= Nomadic Wax =

Media production company

Nomadic Wax is an international music, film, and events production company specializing in hip-hop and underground music.

==Background==
Ben Herson founded Nomadic Wax in 1999, while living in Brooklyn, New York. In the summer of 1999, Herson discovered the local independent hip-hop scene in Senegal and was inspired by the politically and socially conscious lyricism employed by the artists. Nomadic Wax was founded with the stated purpose of aiding artists and musicians who use art as a platform for social and political activism. Nomadic Wax expanded to include an office in Washington DC, run by Creative Director Magee McIlvaine.

==Film and television==
Nomadic Wax began working with film in 2007, debuted in the film “African Underground: Democracy in Dakar" co-produced with non-profit film company Sol Productions.
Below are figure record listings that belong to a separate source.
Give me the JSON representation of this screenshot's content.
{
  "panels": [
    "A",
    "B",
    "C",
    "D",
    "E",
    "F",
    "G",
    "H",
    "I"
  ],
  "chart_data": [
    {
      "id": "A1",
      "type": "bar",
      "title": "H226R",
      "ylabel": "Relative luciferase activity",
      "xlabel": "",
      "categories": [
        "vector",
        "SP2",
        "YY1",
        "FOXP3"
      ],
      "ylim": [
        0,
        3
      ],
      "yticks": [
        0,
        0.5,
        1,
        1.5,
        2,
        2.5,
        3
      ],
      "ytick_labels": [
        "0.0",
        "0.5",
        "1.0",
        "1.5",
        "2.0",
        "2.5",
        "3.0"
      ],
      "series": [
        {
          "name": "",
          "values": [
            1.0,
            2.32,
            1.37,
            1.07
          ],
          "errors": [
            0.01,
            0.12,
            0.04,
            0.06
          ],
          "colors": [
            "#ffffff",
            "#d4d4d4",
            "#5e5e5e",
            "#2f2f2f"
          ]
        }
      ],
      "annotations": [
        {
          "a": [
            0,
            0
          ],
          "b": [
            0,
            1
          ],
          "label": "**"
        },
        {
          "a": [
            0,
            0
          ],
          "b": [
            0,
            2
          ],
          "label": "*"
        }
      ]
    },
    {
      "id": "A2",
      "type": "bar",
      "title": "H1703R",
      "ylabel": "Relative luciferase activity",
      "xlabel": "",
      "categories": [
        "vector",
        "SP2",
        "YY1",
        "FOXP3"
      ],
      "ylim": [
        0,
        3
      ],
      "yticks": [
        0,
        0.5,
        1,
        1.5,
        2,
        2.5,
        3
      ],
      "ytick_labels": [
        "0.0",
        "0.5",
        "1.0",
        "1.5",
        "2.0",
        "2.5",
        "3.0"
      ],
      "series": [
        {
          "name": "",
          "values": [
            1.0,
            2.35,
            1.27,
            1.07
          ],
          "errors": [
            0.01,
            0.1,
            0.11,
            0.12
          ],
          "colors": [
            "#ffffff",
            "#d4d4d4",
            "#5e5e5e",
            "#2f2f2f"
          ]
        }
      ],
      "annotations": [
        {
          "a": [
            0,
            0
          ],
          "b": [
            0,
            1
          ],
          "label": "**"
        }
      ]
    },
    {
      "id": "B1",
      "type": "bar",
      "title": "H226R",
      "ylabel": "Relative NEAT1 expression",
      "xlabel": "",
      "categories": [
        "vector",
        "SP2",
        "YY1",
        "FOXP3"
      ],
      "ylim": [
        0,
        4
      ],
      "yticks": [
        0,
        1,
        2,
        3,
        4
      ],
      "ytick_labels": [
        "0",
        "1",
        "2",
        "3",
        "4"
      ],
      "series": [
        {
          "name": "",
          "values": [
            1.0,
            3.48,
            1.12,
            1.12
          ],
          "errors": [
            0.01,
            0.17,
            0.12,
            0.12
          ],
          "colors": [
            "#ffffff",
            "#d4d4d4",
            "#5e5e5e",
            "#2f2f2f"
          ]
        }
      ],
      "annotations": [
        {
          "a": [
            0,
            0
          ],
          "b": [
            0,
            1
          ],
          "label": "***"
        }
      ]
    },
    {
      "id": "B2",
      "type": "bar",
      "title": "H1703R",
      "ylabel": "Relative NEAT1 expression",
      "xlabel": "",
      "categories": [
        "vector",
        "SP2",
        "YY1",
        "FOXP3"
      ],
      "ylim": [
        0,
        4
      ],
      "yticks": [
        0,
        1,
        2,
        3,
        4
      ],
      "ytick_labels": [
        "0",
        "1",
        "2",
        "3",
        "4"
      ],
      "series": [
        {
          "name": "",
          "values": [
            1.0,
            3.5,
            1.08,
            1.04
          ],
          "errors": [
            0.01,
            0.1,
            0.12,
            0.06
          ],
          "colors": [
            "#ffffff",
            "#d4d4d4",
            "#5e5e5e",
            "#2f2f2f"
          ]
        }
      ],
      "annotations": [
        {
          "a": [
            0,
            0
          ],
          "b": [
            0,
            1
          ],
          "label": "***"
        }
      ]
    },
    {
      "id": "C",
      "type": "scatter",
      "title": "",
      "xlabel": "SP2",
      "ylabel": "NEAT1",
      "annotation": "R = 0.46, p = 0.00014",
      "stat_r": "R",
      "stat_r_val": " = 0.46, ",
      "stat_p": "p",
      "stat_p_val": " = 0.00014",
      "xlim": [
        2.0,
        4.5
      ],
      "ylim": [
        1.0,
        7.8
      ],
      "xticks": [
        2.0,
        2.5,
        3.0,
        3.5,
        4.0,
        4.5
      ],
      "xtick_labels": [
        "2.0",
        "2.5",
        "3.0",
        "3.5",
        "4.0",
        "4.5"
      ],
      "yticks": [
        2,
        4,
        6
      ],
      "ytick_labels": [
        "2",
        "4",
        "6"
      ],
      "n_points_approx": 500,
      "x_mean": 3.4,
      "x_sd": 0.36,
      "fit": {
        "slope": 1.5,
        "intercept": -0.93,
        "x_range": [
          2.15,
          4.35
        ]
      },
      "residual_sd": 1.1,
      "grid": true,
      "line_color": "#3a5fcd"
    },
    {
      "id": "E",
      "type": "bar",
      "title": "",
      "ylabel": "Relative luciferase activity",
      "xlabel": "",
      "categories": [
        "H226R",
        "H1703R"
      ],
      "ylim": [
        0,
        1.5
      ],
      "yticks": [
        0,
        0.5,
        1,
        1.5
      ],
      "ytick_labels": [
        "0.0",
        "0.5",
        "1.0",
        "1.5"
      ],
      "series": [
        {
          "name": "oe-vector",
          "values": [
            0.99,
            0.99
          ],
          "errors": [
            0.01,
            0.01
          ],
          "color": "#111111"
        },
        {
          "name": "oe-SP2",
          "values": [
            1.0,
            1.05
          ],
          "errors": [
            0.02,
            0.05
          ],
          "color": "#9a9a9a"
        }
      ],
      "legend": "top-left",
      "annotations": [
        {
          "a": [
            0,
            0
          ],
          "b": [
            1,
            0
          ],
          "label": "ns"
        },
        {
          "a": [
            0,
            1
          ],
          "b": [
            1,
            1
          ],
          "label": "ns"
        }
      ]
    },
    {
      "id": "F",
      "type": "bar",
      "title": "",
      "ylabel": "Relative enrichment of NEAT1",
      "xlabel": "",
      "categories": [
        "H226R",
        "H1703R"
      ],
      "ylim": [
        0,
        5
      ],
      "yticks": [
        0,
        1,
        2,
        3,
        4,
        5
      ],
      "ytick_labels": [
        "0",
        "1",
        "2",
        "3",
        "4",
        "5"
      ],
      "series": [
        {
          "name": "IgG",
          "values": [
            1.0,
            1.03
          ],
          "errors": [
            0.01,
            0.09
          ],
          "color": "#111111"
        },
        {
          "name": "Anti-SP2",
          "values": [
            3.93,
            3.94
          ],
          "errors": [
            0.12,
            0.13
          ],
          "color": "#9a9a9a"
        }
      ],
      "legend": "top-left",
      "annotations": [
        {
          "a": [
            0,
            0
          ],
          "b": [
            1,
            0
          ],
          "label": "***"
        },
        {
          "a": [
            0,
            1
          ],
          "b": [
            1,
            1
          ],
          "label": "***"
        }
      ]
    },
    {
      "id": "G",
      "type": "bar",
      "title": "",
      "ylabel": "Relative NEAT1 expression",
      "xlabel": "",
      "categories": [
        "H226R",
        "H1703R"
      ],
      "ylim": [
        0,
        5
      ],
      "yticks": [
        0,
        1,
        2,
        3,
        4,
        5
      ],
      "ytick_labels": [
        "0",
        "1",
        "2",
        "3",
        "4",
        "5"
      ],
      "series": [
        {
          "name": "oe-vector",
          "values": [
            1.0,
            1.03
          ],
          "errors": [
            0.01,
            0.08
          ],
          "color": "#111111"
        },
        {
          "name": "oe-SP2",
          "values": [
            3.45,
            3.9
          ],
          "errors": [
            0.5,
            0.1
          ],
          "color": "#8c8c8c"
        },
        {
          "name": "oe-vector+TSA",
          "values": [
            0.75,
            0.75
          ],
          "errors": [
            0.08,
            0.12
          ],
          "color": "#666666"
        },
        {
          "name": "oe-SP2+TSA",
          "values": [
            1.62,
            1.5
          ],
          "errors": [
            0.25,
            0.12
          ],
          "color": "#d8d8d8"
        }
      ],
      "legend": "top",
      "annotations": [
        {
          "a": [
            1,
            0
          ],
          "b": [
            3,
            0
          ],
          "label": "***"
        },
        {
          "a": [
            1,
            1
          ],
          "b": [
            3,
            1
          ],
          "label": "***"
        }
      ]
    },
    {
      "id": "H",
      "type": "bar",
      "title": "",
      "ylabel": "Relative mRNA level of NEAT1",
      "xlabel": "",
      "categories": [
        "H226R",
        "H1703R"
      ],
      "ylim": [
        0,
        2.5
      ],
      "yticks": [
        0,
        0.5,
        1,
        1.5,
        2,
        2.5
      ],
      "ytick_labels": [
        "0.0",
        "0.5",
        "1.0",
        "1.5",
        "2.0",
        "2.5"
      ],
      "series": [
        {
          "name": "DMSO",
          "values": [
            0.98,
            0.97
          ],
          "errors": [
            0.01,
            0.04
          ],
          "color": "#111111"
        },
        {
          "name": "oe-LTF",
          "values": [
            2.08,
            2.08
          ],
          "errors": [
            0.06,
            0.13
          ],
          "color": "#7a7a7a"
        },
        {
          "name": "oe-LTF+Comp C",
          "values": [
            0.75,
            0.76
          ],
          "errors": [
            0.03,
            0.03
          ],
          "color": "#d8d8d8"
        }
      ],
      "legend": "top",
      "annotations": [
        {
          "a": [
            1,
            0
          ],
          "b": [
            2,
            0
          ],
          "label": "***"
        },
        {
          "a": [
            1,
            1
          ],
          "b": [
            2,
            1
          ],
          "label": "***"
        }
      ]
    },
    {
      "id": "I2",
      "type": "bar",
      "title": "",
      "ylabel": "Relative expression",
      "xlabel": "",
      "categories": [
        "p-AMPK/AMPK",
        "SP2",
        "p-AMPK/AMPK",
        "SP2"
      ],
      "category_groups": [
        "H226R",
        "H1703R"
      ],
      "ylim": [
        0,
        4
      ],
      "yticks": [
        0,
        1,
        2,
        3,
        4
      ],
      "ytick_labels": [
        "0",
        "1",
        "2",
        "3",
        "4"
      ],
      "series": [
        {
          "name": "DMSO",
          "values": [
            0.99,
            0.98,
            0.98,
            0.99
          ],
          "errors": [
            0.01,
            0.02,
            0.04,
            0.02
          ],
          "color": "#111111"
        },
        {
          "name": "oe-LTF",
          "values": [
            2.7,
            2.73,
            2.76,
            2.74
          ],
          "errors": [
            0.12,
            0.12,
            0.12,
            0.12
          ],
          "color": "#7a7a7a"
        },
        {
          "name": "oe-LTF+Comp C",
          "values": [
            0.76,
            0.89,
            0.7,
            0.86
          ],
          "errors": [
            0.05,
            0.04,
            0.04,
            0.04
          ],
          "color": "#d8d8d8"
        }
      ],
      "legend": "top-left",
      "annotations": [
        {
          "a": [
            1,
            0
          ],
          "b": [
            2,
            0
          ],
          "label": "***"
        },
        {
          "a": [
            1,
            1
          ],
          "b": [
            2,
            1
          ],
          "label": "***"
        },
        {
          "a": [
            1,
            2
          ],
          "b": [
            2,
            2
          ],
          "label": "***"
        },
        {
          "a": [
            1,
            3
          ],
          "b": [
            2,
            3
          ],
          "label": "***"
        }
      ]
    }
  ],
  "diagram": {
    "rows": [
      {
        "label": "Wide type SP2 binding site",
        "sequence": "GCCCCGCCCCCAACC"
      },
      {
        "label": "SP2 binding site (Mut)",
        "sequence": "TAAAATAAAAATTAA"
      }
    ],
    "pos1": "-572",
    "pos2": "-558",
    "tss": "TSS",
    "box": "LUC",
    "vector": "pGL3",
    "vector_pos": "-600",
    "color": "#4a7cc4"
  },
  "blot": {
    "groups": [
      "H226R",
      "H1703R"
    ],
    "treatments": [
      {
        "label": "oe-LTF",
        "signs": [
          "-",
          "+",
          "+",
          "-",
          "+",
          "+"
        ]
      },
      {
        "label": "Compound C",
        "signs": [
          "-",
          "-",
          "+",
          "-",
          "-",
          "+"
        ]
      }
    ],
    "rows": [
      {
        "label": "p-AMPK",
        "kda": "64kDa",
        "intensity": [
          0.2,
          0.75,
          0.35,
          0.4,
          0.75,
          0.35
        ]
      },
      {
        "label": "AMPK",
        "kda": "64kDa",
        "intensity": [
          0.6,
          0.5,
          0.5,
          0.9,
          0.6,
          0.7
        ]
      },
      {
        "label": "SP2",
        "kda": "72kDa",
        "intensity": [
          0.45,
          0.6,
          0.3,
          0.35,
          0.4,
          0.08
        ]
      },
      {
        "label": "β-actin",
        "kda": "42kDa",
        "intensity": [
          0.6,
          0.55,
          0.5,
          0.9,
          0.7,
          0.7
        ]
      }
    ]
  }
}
The film is a feature-length documentary that explores the role of youth hip-hop activism in the 2007 Senegalese elections. On December 11, 2008, “Democracy in Dakar” was screened on LinkTV. In 2009, it was screened on WHUT in Washington DC. Till then, “Democracy in Dakar” has been shown at film festivals and universities internationally.

“Democracy in Haiti” is Nomadic Wax's third documentary project. It follows a variety of young people to examine why Haiti's youth have become so separated from mainstream Haitian society and the democratic system.